Although the reported effect is subtle, silicon has never before supported such attempts to implement spintronics—the manipulation of electrons by their spins instead of their charges. "To us this is the holy grail of semiconductor spintronics," says physicist and electrical engineer Ian Appelbaum of the University of Delaware in Newark, who worked on the experiment. "As long as Intel is making CPUs out of silicon, we're going to have to learn how to manipulate spin in silicon."
One promise of spintronics is to slash waste heat in computers. In normal electronics, electric fields propel electrons, which shed heat in the process. In contrast, spins can move around on their own or under a magnetic field without producing much heat. But researchers had only shown they could control electron spin reliably in more niche varieties of semiconductor such as gallium arsenide, which is used in cell phones.
In the new device, Appelbaum and co-workers inject electrons from a layer of aluminum through a thin layer of ferromagnet (a permanent magnet) and into a pure silicon crystal. Aluminum has a 50–50 mix of spin up and spin down electrons-—the two possible orientations. The ferromagnet, however, blocks electrons of one spin while letting the others flow into the silicon.

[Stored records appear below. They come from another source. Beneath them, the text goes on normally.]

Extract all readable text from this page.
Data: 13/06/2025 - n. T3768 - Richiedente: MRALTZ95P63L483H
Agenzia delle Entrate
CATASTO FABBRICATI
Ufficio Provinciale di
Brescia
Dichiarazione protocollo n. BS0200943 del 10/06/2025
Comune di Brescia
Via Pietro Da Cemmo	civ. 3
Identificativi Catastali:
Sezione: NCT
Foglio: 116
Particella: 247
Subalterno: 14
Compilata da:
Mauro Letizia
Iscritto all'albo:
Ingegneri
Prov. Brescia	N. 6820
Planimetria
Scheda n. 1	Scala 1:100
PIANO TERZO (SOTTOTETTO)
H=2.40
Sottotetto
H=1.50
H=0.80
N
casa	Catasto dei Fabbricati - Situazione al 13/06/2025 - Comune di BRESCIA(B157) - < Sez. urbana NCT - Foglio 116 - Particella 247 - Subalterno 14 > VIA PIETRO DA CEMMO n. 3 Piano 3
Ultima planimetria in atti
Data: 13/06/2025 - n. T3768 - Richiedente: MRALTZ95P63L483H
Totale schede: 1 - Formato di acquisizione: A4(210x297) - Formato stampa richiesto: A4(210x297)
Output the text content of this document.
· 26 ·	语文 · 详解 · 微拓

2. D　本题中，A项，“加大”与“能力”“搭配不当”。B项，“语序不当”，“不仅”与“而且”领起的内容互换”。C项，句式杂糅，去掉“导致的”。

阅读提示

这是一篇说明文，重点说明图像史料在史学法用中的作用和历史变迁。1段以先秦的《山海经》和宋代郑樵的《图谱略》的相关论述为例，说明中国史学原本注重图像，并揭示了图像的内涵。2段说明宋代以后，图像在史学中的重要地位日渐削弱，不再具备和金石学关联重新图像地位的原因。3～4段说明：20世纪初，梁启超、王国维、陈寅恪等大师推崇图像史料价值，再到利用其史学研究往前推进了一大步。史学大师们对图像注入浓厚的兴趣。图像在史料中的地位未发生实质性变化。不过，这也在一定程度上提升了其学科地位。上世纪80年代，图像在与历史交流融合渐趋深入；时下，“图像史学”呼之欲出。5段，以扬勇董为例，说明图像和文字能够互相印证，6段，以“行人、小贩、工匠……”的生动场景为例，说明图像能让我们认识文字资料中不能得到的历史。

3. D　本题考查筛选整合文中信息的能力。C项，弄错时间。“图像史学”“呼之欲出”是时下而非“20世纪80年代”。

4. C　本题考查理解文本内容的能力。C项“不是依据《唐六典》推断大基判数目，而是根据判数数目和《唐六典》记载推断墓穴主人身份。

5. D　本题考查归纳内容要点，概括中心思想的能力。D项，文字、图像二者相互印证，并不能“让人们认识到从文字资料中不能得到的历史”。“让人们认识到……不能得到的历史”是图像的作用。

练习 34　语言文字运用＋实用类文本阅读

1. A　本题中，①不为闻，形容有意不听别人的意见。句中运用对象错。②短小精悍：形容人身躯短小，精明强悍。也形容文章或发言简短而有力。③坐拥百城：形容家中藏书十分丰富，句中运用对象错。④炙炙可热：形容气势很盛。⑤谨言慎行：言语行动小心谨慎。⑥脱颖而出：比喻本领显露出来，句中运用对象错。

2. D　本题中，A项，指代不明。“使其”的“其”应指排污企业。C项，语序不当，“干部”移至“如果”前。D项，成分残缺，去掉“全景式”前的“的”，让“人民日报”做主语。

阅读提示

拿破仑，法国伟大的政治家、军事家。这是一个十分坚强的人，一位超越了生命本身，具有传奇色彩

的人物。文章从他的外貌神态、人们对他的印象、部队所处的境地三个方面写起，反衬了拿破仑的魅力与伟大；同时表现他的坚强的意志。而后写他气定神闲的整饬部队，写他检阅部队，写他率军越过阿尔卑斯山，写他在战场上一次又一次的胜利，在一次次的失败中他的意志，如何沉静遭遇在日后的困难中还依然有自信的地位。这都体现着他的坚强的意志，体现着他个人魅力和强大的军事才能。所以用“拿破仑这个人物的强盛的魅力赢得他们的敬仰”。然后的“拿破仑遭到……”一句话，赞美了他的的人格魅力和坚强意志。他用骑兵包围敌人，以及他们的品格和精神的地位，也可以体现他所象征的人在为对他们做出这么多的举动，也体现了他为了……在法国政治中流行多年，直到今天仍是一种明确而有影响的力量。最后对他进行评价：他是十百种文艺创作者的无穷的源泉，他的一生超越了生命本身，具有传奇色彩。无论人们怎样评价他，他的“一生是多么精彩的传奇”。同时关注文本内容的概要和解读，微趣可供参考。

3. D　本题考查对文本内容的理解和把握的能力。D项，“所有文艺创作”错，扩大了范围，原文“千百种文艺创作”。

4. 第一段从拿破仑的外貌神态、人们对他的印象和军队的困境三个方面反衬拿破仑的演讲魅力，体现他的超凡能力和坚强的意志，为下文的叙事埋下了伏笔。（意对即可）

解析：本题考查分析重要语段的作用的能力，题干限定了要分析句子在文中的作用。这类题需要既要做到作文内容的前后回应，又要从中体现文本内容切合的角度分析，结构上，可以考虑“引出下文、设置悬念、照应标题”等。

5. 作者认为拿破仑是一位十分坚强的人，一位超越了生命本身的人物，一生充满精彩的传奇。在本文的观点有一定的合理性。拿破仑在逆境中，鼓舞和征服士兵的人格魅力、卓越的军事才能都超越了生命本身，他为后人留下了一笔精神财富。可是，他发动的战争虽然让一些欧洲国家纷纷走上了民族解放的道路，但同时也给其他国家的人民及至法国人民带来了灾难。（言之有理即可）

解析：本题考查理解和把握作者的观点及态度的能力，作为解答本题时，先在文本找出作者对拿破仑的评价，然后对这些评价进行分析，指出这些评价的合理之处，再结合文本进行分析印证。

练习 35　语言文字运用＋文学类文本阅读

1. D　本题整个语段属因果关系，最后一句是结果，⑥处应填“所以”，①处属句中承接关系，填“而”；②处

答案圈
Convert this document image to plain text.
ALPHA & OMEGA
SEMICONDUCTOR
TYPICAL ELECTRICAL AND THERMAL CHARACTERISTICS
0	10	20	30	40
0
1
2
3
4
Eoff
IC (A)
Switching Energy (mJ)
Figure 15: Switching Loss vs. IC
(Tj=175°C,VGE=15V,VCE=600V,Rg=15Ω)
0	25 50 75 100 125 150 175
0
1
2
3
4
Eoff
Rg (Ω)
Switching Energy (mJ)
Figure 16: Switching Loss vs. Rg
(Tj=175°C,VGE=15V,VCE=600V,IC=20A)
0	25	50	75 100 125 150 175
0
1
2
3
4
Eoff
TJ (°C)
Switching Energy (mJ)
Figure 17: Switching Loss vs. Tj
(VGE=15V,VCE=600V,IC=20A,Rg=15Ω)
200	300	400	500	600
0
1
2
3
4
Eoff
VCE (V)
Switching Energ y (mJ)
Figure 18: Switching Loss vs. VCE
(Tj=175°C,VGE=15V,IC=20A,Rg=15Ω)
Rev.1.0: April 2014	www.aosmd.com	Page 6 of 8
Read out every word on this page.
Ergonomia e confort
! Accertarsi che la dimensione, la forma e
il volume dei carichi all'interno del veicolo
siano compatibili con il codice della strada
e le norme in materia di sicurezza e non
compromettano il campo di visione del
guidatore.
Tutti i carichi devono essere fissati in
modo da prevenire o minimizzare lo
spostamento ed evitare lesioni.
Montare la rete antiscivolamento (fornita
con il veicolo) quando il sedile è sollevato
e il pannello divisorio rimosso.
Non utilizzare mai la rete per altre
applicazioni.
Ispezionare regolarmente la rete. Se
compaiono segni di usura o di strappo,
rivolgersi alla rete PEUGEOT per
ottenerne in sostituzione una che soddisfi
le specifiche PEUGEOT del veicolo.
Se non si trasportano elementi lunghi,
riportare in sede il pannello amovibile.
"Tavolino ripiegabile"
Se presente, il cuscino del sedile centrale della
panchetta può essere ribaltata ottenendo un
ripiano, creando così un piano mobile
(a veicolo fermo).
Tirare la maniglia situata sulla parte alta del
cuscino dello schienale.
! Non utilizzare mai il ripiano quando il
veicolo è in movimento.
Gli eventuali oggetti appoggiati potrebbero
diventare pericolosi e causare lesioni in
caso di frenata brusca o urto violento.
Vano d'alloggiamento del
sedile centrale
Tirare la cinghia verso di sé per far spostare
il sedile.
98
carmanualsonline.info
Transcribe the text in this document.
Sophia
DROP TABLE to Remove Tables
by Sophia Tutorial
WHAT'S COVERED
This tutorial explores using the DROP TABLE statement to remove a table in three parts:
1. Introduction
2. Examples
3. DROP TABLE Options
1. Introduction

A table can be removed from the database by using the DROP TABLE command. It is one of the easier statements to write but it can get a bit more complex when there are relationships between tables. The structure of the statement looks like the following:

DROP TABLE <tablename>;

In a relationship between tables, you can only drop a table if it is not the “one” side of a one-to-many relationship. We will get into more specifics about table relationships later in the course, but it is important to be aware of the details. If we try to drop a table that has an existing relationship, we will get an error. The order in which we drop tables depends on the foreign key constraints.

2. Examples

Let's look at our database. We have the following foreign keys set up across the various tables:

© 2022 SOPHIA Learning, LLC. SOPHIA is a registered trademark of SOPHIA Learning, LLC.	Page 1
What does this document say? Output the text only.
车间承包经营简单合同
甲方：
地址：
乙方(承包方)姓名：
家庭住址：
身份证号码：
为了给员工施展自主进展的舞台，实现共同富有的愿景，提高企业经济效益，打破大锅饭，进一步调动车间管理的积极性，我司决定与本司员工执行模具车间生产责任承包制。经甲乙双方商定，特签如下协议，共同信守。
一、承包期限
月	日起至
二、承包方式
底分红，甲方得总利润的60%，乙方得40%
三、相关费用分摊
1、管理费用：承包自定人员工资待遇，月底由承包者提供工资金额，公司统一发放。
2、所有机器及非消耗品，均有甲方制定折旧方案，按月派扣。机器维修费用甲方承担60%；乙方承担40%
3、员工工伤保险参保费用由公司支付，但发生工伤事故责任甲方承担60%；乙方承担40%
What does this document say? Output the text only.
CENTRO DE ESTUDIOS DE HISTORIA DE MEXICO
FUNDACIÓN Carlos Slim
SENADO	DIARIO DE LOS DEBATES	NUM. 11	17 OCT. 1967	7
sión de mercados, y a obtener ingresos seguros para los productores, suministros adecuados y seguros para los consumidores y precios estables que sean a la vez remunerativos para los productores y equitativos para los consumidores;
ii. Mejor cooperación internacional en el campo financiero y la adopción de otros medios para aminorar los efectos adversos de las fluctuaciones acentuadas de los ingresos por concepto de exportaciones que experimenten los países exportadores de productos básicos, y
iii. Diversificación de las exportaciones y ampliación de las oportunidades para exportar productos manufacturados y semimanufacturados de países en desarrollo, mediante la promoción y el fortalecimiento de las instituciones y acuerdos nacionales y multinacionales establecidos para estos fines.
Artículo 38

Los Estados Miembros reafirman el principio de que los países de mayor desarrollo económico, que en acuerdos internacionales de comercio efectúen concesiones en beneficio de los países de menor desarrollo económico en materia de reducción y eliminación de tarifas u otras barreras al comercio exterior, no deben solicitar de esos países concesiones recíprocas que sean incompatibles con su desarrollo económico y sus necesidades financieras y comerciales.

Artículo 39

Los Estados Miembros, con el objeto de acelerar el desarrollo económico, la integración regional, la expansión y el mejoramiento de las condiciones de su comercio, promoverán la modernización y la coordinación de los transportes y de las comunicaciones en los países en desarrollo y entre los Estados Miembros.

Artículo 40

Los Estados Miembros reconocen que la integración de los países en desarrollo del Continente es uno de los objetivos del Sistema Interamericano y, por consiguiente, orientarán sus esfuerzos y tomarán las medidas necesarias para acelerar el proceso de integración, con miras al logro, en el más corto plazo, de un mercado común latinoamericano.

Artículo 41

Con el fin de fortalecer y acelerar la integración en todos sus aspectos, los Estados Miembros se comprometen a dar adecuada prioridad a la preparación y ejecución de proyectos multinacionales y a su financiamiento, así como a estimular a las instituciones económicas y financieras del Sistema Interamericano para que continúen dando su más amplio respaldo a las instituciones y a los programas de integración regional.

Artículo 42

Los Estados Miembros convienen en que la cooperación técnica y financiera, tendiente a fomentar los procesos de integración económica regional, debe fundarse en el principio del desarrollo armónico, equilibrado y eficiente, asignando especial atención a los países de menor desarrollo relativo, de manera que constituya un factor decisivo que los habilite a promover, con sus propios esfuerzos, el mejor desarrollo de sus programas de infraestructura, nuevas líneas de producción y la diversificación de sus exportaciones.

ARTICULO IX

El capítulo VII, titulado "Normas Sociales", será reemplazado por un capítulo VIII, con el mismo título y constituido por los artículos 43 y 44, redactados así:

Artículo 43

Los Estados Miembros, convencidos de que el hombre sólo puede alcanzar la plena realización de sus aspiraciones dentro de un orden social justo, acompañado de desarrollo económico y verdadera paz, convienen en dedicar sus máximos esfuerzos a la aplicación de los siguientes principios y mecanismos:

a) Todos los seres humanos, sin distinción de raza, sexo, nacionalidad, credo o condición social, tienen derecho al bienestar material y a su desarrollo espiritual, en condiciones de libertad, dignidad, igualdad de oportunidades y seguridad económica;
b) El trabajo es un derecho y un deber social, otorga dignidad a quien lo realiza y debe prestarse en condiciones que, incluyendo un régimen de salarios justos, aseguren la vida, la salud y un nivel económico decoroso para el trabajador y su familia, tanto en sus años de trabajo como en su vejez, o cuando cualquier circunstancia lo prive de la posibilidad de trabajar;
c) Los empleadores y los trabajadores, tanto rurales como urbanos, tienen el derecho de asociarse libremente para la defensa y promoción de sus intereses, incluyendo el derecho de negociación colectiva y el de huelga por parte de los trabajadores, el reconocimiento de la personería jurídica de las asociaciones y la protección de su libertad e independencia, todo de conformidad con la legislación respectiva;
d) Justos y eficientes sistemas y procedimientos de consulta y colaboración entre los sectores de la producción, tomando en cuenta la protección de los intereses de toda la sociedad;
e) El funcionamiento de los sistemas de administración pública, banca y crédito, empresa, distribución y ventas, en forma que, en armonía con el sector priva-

The researchers found that their ferromagnet barrier gave silicon a one percent excess of one spin type versus the other, at a temperature of 85 kelvins, they report in a paper published online today in the journal Nature.
A real spintronics device would need to produce a pure stream of one spin type, Appelbaum says, adding that he expects to achieve "vast improvements" on this front in the near future. "Right now we're focused on fundamental materials science," he says. "Integration obviously is a goal, but at the moment it's not on the near term horizon."
The experiment brings the same spintronics tools to silicon that researchers have developed for other materials, says physicist David Awschalom of the University of California, Santa Barbara. In principle, he says, the effect should work at room temperature, which would allow researchers to study silicon spintronics in more realistic conditions. "It's a beautiful piece of work," he says.